I will be at the Cinecon Classic Film Festival on Saturday, August 31 from 11 a.m. to 3 p.m., signing copies of my biography, Barbara La Marr: The Girl Who Was Too Beautiful for Hollywood.  Book signings, part of the festival’s Memorabilia Show, will be located in the third floor meeting area at Lowes Hollywood Hotel (1755 North Highland Avenue, Los Angeles 90028).  Information on the festival’s film screenings and other events may be found here.  I’m looking forward to seeing everyone.

Cinema Chat Barbara La Marr Interview

Happy Birthday Anniversary to Barbara La Marr (July 28, 1896 – January 30, 1926)! Though Barbara passed away at age twenty-nine from tuberculosis and nephritis, it was said that she lived many lives in one.

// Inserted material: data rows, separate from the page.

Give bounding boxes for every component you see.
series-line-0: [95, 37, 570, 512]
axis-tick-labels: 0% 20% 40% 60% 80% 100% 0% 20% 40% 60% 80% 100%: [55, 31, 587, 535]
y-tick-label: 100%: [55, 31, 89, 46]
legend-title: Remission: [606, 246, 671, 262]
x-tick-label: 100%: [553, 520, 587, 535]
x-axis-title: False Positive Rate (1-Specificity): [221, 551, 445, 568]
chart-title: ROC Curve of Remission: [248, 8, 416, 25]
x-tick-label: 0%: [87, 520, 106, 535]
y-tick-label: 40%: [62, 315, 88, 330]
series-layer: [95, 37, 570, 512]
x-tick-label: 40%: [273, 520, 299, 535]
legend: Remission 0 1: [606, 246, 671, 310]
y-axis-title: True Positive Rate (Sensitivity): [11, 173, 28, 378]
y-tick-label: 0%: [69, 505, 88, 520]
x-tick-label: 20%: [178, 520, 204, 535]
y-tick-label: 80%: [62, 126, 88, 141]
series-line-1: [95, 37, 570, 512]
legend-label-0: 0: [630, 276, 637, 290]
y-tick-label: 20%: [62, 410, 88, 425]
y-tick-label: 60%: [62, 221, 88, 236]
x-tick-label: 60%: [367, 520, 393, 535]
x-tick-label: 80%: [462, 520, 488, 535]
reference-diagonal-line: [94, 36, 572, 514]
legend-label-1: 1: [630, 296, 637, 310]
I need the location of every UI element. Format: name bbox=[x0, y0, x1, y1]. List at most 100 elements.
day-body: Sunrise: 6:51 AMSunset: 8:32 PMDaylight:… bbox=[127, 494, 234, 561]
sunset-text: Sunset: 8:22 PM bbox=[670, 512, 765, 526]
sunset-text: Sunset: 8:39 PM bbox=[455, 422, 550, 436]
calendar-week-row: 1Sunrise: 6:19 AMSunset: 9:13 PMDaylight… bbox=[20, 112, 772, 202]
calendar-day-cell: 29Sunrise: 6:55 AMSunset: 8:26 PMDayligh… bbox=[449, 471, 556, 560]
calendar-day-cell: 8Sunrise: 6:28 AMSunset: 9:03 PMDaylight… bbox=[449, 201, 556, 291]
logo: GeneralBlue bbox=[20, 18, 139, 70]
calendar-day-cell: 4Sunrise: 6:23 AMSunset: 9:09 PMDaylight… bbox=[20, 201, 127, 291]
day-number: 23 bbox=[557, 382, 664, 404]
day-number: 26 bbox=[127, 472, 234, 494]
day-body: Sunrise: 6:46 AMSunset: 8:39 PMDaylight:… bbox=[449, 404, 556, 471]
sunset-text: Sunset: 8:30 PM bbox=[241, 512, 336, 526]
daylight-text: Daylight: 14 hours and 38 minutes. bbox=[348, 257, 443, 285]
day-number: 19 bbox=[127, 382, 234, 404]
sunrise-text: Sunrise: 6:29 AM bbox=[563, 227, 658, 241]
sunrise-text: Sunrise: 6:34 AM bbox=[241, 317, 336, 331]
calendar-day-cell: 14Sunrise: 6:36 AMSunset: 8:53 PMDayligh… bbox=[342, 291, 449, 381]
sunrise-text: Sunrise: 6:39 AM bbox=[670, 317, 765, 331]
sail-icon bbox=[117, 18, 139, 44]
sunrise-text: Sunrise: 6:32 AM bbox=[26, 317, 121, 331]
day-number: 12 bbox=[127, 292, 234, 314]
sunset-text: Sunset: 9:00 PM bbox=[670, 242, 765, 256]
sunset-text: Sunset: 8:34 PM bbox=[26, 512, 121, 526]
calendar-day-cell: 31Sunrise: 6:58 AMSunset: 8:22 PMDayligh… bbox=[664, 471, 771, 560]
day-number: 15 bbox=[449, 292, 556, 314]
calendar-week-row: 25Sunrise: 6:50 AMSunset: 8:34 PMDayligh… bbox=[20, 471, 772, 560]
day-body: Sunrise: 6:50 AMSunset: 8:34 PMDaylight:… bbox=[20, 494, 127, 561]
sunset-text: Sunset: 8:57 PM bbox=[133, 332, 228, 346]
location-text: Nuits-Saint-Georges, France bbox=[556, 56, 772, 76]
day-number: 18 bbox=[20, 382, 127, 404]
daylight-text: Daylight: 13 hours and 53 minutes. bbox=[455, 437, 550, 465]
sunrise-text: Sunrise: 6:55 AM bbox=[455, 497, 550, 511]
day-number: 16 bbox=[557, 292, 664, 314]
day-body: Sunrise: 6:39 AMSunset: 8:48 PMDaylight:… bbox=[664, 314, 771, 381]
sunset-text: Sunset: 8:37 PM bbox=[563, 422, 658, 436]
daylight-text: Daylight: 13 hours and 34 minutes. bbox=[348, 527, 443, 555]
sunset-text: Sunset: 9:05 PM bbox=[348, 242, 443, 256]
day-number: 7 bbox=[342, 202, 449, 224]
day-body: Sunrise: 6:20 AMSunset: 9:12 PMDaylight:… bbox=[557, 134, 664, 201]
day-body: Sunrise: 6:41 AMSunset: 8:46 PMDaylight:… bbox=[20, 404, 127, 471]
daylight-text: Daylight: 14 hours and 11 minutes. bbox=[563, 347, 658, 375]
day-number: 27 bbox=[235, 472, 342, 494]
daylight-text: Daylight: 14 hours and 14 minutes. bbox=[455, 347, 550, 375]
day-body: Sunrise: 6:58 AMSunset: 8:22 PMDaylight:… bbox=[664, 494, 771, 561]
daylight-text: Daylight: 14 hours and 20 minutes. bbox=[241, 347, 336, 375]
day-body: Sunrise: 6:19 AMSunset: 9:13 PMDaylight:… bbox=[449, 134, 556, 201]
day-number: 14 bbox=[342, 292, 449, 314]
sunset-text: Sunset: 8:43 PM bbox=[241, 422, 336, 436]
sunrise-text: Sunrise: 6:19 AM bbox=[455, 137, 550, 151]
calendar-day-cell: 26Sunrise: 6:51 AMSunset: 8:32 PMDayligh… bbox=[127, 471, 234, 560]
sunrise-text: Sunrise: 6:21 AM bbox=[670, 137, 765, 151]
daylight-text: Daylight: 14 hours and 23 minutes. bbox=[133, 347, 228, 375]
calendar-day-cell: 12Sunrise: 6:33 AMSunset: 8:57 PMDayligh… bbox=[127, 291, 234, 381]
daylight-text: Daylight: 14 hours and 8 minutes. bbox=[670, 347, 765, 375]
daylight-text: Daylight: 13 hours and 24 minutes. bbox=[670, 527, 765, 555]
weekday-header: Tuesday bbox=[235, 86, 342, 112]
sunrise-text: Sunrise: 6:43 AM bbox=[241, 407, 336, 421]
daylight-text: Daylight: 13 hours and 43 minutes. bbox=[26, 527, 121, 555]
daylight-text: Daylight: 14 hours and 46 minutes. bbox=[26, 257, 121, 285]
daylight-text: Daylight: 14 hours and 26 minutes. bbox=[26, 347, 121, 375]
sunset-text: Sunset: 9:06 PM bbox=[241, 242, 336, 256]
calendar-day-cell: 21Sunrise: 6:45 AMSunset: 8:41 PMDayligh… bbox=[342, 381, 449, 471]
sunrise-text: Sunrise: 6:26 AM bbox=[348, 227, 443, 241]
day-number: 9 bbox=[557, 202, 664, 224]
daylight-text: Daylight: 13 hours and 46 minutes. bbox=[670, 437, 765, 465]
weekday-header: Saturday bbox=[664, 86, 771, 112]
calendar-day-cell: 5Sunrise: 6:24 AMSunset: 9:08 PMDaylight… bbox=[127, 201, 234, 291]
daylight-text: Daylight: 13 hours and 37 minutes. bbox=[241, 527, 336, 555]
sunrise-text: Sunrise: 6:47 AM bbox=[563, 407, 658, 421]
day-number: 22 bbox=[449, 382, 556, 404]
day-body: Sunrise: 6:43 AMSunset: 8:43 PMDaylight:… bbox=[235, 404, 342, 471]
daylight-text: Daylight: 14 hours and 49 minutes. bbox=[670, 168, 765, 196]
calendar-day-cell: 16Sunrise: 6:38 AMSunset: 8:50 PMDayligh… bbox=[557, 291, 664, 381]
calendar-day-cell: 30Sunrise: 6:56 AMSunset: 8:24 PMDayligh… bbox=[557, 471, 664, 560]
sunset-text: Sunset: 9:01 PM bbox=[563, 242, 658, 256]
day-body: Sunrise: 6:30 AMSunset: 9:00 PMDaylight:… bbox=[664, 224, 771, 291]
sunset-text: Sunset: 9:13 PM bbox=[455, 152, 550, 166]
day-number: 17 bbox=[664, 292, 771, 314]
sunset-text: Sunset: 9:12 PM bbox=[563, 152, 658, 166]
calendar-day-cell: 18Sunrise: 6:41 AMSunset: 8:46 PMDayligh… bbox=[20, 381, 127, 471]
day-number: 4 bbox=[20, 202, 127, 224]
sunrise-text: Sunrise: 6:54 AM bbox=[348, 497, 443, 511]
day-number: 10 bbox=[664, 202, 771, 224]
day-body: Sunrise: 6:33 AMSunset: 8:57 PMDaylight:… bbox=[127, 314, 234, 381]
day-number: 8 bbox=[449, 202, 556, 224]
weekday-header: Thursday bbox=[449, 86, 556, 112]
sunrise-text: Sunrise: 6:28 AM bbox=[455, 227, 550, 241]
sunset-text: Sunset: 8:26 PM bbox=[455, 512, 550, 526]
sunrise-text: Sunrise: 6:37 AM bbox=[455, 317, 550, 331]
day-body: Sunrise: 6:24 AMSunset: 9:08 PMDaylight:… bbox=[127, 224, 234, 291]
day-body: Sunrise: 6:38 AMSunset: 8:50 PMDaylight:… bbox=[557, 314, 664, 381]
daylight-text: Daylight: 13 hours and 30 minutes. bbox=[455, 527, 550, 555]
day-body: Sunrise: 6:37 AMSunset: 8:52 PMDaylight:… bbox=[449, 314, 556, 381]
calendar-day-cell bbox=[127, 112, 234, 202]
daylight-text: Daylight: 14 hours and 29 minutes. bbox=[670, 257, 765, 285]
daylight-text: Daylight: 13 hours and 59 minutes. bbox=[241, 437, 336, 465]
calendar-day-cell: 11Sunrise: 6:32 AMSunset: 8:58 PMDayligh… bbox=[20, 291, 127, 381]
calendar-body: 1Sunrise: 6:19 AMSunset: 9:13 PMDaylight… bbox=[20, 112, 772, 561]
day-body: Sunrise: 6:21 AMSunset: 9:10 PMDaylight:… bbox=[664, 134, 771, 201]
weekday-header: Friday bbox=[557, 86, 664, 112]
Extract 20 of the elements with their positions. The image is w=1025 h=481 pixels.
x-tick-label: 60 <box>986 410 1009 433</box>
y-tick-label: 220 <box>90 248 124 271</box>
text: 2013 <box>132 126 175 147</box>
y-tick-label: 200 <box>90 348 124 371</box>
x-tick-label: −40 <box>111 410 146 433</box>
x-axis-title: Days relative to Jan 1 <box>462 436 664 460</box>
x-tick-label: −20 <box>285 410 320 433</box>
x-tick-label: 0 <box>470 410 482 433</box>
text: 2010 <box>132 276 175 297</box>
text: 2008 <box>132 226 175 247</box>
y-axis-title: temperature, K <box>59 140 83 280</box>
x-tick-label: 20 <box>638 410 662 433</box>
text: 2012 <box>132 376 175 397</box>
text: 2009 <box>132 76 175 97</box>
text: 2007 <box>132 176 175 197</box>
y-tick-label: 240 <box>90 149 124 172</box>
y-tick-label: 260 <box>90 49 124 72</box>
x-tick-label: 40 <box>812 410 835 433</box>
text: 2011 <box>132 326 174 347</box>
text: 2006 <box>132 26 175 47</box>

Thank you to David Heath, host of Cinema Chat, for having me on his podcast to discuss Barbara’s turbulent teenage years; her many matrimonial ventures; her accomplished careers as a stock theater actress, dancer, vaudevillian, and Fox Film Corporation story writer; her ascension to worldwide fame as one of the silent screen’s leading actresses; and more.

In Honor of Father’s Day

Though silent screen star Barbara La Marr and her father, newspaperman and writer William Watson, had their differences—he initially disapproved of her film acting aspirations; clashed with her free-spirited nature; and endured her turbulent, oftentimes scandalous life—they loved each other very much. When Barbara was allegedly kidnapped at age sixteen by her estranged half-sister, William told the press he would spend every cent he had to find her. He was by her side when she wrote stories for the Fox Film Corporation in 1920, typing her manuscripts as she dictated them to him. And when Barbara, plagued by incipient pulmonary tuberculosis and nearing her life’s end, struggled to complete her final film, The Girl from Montmartre (1926), William accompanied her to work at the studio to support and watch over her.    

(Photo above: Barbara La Marr and her father, William Watson, arrive at United Studios in 1925 during the filming of The Girl from Montmartre.)